1. Authentication and Secret Management

All secrets (Azure connection string, certificate thumbprint, etc.) are retrieved from Azure Key Vault using a utility function (get_azure_kv_sceret).
Microsoft Graph authentication uses certificate-based credentials for security and automation.

2. Multi-Threaded File Copy

The script uses a thread pool (THREAD_COUNT) and a Queue to distribute file copy tasks across multiple threads.
Each thread processes files independently, ensuring high throughput and efficient use of resources.
Thread-safe progress tracking is implemented using a Lock.

3. Chunked Upload for Large Files

Files are streamed from SharePoint and uploaded to Azure File Share in 4 MB chunks.
This approach supports very large files (30–50 GB+) without excessive memory usage.
Progress for large files is logged every 10% (configurable).

4. Directory Structure and Metadata Preservation

The script ensures that the full directory path exists in Azure File Share before uploading each file.
File creation and modification timestamps are preserved if available.

5. Database Integration and Idempotency

The script marks each file as copied in the database after successful upload, ensuring idempotency and resumability.
You can adapt this logic to use a CSV or other metadata store as needed.

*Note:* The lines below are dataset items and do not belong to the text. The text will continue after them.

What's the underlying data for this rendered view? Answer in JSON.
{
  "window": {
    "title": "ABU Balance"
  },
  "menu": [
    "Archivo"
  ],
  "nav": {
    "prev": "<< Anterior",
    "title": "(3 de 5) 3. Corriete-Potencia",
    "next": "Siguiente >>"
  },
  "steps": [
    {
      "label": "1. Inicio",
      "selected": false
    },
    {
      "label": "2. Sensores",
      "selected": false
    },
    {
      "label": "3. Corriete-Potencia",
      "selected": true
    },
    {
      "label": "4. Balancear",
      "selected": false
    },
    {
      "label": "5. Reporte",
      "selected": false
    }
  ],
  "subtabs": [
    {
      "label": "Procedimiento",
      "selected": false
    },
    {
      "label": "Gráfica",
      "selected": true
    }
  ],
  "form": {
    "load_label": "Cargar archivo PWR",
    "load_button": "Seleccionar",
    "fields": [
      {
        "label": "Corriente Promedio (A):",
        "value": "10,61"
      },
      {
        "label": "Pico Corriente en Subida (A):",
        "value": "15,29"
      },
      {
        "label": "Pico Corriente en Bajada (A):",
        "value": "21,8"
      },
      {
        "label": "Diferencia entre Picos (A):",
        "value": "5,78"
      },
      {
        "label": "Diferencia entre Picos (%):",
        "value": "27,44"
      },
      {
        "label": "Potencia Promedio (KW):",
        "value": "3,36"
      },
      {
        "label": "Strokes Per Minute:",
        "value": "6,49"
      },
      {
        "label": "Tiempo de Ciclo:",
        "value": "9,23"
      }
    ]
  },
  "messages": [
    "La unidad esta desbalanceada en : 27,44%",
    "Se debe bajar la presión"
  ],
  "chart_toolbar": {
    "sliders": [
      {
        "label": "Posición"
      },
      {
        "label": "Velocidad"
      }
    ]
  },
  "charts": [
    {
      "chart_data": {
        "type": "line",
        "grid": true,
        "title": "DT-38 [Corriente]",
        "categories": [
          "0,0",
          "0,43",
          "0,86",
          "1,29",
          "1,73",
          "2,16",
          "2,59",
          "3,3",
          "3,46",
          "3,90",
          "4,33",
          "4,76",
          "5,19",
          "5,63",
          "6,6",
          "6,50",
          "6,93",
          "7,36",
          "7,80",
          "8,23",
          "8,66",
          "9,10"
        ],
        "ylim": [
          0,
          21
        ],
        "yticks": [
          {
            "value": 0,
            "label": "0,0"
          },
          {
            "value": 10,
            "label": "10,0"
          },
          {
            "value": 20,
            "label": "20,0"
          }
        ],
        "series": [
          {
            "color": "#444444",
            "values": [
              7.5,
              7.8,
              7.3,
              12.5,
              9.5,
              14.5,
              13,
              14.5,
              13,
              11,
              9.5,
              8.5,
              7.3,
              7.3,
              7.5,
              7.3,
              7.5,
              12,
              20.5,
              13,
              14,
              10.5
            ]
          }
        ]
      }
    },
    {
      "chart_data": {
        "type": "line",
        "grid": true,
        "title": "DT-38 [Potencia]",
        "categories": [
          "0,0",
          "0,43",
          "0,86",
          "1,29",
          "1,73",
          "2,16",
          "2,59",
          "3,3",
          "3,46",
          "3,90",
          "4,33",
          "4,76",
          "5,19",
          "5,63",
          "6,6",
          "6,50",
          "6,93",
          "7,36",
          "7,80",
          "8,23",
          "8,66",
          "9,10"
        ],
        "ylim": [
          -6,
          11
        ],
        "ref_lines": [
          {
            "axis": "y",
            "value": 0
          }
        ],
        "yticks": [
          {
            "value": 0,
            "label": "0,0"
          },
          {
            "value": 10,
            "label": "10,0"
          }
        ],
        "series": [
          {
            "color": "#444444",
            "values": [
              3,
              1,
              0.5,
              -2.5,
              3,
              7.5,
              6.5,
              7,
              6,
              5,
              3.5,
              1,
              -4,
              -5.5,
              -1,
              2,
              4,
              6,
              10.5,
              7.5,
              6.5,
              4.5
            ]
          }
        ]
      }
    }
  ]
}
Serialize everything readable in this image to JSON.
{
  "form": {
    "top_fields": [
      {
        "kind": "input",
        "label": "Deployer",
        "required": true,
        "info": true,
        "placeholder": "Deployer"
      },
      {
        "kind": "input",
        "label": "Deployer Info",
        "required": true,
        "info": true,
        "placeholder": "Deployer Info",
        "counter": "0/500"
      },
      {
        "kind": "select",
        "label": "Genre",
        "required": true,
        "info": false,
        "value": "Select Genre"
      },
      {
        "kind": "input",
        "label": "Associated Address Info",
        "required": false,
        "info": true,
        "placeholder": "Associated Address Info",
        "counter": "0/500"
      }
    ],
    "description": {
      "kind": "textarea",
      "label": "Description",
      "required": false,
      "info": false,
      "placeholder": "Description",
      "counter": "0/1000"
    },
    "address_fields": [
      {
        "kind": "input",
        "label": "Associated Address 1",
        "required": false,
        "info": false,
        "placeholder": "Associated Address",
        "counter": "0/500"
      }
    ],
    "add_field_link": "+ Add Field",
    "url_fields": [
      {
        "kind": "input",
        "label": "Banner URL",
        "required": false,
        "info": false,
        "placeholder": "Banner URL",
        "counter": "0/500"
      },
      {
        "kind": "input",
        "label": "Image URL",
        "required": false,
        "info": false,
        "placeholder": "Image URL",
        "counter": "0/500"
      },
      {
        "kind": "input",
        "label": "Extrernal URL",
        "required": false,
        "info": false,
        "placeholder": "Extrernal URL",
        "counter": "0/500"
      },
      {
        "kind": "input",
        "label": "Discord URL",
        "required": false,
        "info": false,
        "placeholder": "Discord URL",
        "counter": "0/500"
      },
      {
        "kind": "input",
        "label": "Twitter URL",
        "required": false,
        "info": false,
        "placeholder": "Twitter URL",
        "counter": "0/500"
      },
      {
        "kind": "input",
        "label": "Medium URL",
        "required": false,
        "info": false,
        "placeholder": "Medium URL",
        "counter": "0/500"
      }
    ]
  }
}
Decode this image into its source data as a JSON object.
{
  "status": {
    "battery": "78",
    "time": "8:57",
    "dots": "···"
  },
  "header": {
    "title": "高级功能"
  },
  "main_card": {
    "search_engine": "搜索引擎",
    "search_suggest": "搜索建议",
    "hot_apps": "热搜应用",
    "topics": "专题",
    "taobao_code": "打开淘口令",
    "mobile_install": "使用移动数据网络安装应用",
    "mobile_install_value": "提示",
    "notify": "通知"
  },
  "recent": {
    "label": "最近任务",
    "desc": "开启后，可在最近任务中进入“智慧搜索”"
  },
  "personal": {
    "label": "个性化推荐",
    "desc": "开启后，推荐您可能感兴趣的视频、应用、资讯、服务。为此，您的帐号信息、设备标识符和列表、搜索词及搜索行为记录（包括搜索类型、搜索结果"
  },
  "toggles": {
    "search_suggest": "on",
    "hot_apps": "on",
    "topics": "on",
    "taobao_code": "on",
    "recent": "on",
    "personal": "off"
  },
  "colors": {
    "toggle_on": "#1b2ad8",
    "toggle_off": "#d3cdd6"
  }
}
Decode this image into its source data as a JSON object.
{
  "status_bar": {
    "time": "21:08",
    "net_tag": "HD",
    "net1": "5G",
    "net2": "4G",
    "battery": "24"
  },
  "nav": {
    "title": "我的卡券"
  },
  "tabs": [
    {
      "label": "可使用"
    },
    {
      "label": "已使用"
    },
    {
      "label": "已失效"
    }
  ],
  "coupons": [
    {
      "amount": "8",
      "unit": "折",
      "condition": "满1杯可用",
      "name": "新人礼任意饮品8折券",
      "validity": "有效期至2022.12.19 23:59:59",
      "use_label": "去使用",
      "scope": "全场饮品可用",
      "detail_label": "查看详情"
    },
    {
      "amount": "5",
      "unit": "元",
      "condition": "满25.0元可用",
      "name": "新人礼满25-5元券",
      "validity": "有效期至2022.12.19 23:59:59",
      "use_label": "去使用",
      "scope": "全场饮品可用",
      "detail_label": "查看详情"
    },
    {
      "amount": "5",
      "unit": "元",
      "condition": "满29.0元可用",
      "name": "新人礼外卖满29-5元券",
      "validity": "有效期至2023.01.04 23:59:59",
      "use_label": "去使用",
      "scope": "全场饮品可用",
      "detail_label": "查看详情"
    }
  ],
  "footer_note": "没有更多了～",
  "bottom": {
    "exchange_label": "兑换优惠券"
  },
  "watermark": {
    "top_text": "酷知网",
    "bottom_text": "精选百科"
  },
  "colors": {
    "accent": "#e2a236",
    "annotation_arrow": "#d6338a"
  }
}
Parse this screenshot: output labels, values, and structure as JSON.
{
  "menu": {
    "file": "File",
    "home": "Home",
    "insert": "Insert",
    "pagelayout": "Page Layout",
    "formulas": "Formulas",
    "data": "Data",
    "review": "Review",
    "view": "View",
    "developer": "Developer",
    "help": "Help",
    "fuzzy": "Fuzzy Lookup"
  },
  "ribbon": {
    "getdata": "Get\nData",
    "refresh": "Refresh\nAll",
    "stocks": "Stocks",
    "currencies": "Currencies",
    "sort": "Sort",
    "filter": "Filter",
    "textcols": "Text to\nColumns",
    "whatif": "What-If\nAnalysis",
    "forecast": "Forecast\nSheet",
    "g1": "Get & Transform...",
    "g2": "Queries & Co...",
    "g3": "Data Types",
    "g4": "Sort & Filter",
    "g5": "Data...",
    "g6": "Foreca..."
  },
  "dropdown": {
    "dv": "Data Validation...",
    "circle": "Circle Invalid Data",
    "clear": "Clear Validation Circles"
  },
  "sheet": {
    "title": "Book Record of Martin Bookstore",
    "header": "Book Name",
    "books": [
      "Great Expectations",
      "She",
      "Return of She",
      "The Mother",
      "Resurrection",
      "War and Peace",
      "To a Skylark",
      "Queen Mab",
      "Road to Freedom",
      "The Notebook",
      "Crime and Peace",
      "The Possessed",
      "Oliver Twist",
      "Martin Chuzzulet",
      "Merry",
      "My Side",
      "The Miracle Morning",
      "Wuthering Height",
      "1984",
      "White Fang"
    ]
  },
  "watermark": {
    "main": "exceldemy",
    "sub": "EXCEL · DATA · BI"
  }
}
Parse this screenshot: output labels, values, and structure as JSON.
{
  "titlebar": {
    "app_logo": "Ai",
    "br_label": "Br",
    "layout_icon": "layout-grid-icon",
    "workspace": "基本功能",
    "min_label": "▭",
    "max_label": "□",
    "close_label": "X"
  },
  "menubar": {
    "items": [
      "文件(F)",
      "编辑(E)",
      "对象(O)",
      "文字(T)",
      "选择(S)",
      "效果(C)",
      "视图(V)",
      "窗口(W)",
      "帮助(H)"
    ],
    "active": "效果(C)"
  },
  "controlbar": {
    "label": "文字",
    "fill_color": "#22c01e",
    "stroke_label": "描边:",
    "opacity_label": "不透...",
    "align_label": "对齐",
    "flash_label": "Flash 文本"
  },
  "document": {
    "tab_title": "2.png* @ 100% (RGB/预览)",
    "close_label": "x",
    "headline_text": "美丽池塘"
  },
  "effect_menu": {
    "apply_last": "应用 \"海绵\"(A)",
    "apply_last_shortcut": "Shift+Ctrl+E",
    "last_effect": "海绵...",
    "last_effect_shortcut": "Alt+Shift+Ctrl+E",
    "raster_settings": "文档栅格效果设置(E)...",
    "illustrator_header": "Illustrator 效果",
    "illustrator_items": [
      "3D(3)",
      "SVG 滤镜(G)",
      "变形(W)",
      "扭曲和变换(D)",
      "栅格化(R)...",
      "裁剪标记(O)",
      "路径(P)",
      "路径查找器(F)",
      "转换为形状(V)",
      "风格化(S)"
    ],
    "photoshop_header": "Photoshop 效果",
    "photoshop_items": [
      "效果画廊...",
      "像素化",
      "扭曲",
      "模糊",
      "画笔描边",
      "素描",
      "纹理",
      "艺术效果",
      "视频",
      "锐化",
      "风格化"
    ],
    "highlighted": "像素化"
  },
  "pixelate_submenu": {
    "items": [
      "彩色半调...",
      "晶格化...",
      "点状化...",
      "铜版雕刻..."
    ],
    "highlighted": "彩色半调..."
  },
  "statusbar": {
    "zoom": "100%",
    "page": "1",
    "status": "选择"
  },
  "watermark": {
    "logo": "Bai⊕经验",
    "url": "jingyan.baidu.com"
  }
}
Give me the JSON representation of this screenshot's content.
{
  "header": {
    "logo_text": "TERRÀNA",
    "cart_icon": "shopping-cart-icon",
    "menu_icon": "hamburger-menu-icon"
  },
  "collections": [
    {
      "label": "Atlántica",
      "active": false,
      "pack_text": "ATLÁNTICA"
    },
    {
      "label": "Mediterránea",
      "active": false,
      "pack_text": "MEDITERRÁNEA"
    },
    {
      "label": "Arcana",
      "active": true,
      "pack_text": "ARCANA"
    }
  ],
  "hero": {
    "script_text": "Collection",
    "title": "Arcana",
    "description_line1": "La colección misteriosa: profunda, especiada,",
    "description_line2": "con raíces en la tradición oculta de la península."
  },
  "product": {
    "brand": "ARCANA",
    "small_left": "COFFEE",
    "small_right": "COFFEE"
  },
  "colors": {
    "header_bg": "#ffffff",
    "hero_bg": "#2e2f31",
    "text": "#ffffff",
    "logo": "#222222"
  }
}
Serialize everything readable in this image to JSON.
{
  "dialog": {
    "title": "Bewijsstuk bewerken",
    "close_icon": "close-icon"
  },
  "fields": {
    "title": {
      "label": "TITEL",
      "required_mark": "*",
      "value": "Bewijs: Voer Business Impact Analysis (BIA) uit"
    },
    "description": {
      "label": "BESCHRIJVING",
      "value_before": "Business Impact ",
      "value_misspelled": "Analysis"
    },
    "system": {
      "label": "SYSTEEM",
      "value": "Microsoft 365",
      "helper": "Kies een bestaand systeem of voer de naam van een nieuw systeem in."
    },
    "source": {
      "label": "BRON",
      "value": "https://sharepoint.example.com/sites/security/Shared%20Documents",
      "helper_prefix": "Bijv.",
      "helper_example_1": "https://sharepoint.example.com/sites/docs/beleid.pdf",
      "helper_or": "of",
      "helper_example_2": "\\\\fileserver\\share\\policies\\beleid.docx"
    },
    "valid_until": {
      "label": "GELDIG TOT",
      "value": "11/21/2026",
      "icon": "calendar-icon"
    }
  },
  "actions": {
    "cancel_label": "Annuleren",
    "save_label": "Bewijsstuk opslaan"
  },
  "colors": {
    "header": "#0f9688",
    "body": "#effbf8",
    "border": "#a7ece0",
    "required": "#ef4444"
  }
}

Scaling and Running in Azure

This script is designed to run as an Azure Container Instance (ACI), but can also be run on VMs or Kubernetes.
Tune THREAD_COUNT based on available CPU and network bandwidth.
For very large migrations, consider splitting the workload across multiple containers or jobs.

Conclusion

By following this guide and using the provided code, you can efficiently and securely copy massive volumes of files from SharePoint Online to Azure File Share, with full support for large files, multi-threaded performance, and robust error handling. All sensitive information is managed via Azure Key Vault, ensuring compliance and security for enterprise automation scenarios.